Celso Athayde, Mano Brown e Emicida já eram referência
para a favela muito antes da academia
Recentemente estive numa universidade para testemunhar um
momento histórico: o título de honoris causa concedido a meu irmão Celso
Athayde. Enquanto ele subia ao palco, passou um filme na minha cabeça. Não era
só sobre ele. Era sobre uma linhagem inteira, uma genealogia da rua, da favela
e da inteligência orgânica brasileira que, enfim, começa a ser reconhecida
pelas instituições formais.
Há algum tempo, Mano Brown recebeu honoris causa da
Universidade Federal do Recôncavo da Bahia. Depois, Emicida foi homenageado
pela Universidade Federal do Rio Grande do Sul. Três homens, três trajetórias,
três impactos profundos na cultura brasileira. E os três — cada qual numa etapa
da minha vida — foram a base da minha formação como homem preto, favelado,
politizado e orgânico.
Mano Brown foi meu primeiro professor. Sem
nunca ter me visto, me ensinou a organizar o ódio, a revolta, o senso de
injustiça. A transformar dor em consciência, raiva em direção, caos em
linguagem. Suas letras foram alfabetização emocional e política para milhares.
Ele nos deu régua, compasso e norte.
Emicida é a continuidade da minha geração. Carrega nas
palavras a herança das ruas, mas com uma capacidade extraordinária de ampliar
debates, tensionar o país e ocupar espaços onde antes não imaginávamos estar.
Produz um rap consciente e sofisticado, elabora modelos de negócio inovadores,
constrói pontes. É um dos grandes intelectuais públicos do Brasil, mesmo que o
país custe a admitir.
Athayde vem antes de todos nós. Abriu caminhos que ainda
aprendemos a percorrer. Esteve nas batalhas que impulsionaram o rap brasileiro,
participou do momento mais feroz do hip hop, quando a cultura precisava de mãos
firmes. Fundou a Central Única das Favelas, criou a primeira holding de favelas
do mundo e recebeu reconhecimento internacional ao ser premiado pelo Fórum
Econômico Mundial de Davos como empreendedor de impacto. Ele não só abriu a
porta. Construiu a casa, levantou a laje e chamou a vizinhança.
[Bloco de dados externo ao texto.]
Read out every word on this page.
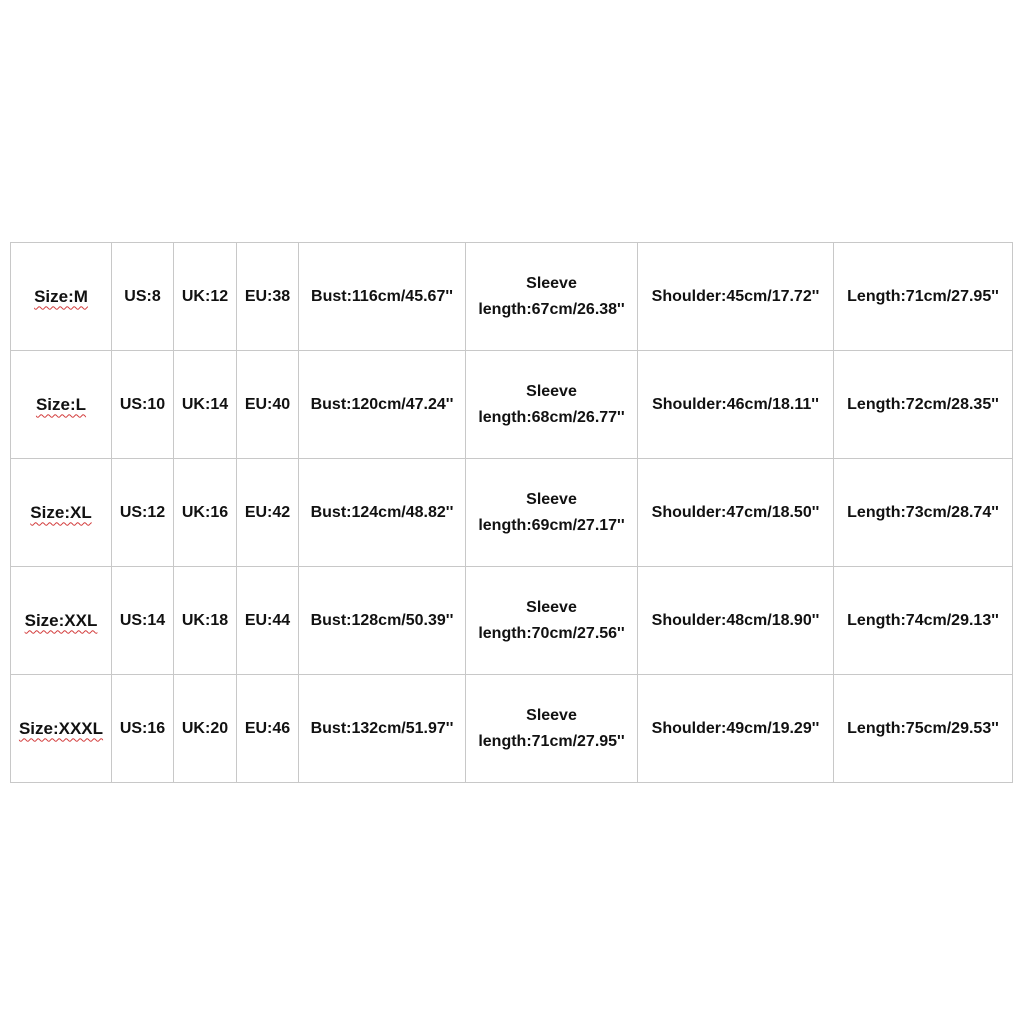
Size:M	US:8	UK:12	EU:38	Bust:116cm/45.67''	Sleeve
length:67cm/26.38''	Shoulder:45cm/17.72''	Length:71cm/27.95''
Size:L	US:10	UK:14	EU:40	Bust:120cm/47.24''	Sleeve
length:68cm/26.77''	Shoulder:46cm/18.11''	Length:72cm/28.35''
Size:XL	US:12	UK:16	EU:42	Bust:124cm/48.82''	Sleeve
length:69cm/27.17''	Shoulder:47cm/18.50''	Length:73cm/28.74''
Size:XXL	US:14	UK:18	EU:44	Bust:128cm/50.39''	Sleeve
length:70cm/27.56''	Shoulder:48cm/18.90''	Length:74cm/29.13''
Size:XXXL	US:16	UK:20	EU:46	Bust:132cm/51.97''	Sleeve
length:71cm/27.95''	Shoulder:49cm/19.29''	Length:75cm/29.53''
Esses três homens, que chamo de irmãos e parentes, sempre
foram doutores da vida. Já eram intelectuais orgânicos muito antes do diploma.
Já eram referência para a favela muito antes da academia. As universidades
apenas oficializam o que a rua proclamou há décadas.
Essa energia, a força dessa linhagem, está condensada no
novo trabalho do Emicida: “Emicida Racional VL3”. Ali, ele acessa algo raro:
uma literatura que nasce da dureza das quebradas, mas dialoga com a beleza dos
palácios; uma gramática sofisticada, poética; uma inteligência que costura
histórias, dores e vitórias. Uma obra que reúne três gerações de pensamento
negro, favela, filosofia e criação.
Estive na audição do disco. A cada verso, sentia as peças se
encaixando. Era impossível não lembrar como cada um desses homens moldou etapas
distintas da minha vida, como cada elo dessa corrente sustenta o momento que
vivemos agora, num tempo de rivalidade, algoritmos e desumanização acelerada.
Eles nos devolvem humanidade, profundidade, beleza e horizonte.
No meio de um país que insiste em se esquecer de si, eles
representam um Brasil que o Brasil não conhece. Um Brasil que sempre existiu,
mas permaneceu invisibilizado. Um Brasil potente, bonito, altivo, apesar das
tragédias e além delas.
Por isso, hoje digo com orgulho: tenho doutores na família.
Não porque receberam o título, mas porque sempre foram. São eles que fazem
pulsar o novo no Brasil e reformulam a imaginação do país.
Muito obrigado, meus doutores. Muito obrigado, meus irmãos.